Que sejamos advertidos pela Escritura, tal como estamos sendo hoje - que se nos entregarmos aos desequilíbrios e devaneios de nosso coração, encontraremos a devida disciplina, que não nos poupará, afim de mostrar que nosso lugar não é distante das bençãos da Aliança, mas junto a graça preciosa e salvadora de nosso Deus que nos encaminha à santificação e vida eterna.
Porém, em segundo lugar, é necessário que saibamos que:
2. A graça restauradora é capaz de mudar o coração do mais contumaz pecador, através de Cristo Jesus, o Leão da tribo de Judá.
A jornada de Judá revela a profundidade e amplidão da obra redentiva: como cabeça da tribo donde virá o Messias, Judá mostra a grandeza da graça do SENHOR em seu filho bendito: Cristo Jesus, o Rei majestoso oriundo da casa de Judá, é aquele responsável por guiar seu povo através do caminho de restauração à presença do Criador, mediante seu sacrifício (demonstrando pelo sofrimento de José).

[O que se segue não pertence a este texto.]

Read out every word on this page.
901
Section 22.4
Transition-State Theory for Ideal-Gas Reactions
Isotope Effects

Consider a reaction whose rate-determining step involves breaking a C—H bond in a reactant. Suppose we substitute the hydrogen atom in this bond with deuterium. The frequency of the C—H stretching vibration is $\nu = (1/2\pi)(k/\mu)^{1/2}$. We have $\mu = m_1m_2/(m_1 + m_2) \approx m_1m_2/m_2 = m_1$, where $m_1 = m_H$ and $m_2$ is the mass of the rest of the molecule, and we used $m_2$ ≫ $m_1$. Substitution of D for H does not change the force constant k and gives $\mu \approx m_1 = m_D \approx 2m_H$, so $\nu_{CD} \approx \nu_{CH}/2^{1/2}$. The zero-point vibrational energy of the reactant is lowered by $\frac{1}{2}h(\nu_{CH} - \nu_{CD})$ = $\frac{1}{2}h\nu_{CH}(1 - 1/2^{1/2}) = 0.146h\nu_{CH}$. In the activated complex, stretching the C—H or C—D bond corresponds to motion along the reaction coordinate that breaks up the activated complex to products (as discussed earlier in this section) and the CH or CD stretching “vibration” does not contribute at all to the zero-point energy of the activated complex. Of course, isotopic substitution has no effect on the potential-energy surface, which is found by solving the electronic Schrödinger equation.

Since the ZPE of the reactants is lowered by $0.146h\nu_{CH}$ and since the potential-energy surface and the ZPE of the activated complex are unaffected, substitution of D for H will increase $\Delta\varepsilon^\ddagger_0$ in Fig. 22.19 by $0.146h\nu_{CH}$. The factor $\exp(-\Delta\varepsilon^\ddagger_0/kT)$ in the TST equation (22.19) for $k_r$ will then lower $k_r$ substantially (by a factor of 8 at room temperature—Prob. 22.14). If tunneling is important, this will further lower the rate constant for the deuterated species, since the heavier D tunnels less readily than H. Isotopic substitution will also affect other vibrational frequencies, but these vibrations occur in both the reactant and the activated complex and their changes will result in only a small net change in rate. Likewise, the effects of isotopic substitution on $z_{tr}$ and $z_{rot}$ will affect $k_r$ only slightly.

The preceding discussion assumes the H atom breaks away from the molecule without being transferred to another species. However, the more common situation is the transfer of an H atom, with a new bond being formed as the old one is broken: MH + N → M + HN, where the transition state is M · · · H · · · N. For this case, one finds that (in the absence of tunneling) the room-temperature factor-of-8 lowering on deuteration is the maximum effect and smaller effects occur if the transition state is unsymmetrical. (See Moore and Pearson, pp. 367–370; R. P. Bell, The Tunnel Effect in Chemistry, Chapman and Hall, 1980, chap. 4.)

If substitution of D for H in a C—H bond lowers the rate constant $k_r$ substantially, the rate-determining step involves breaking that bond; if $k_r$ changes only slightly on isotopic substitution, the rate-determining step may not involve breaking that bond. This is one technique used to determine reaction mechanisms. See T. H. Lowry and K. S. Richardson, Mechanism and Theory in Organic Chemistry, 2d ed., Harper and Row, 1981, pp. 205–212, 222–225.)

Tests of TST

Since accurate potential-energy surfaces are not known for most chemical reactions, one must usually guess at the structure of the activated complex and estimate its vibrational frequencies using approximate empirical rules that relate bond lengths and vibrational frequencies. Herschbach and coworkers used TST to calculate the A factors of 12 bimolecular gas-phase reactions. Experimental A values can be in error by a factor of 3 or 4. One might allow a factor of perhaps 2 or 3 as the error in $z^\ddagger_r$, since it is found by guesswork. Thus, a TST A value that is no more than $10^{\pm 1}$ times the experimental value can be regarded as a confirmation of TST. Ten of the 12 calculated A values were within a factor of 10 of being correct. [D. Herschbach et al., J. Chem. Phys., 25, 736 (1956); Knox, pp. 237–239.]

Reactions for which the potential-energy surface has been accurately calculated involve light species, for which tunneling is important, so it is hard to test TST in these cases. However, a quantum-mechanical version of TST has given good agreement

Mesmo tendo se entregado ao pecado, Judá é resgatado pela mão providente do SENHOR, e ao ser sensibilizado pela ação divina quanto ao seu atos pecaminosos, e arrepende-se, vendo que seus caminhos haverão de levá-lo à um destino que jamais poderia ter elucubrado para si: pertencer a descendência messiânica.
Também Tamar, estando distante do SENHOR, vivendo no paganismo e pecado, é trazida a fé, como o caso de outra gentia que é ligada a Cristo, mediante o desenvolvimento de sua linhagem, prefigurando o alcance da salvação à outros povos para além dos limites de Israel.
A história de Judá é a nossa história: pecado e corrupção antecipam salvação e graça por meio da fé no Rei Messias - Cristo Jesus, e nunca haverá quadro tão obscuro que não possa ser alterado numa bela tela que retrate ação restauradora de nosso Deus.
Conclusão
A trajetória de Judá rumo à representação que fará em relação ao trono messiânico de Cristo, alude à nossa história: humilhados pela depravação de nossa natureza, somos salvos pelo Rei que agindo perfeitamente, assentou-se no trono de onde decretou sua vitória sobre o pecado e nos resgatou, a fim de sermos seu povo; sua família.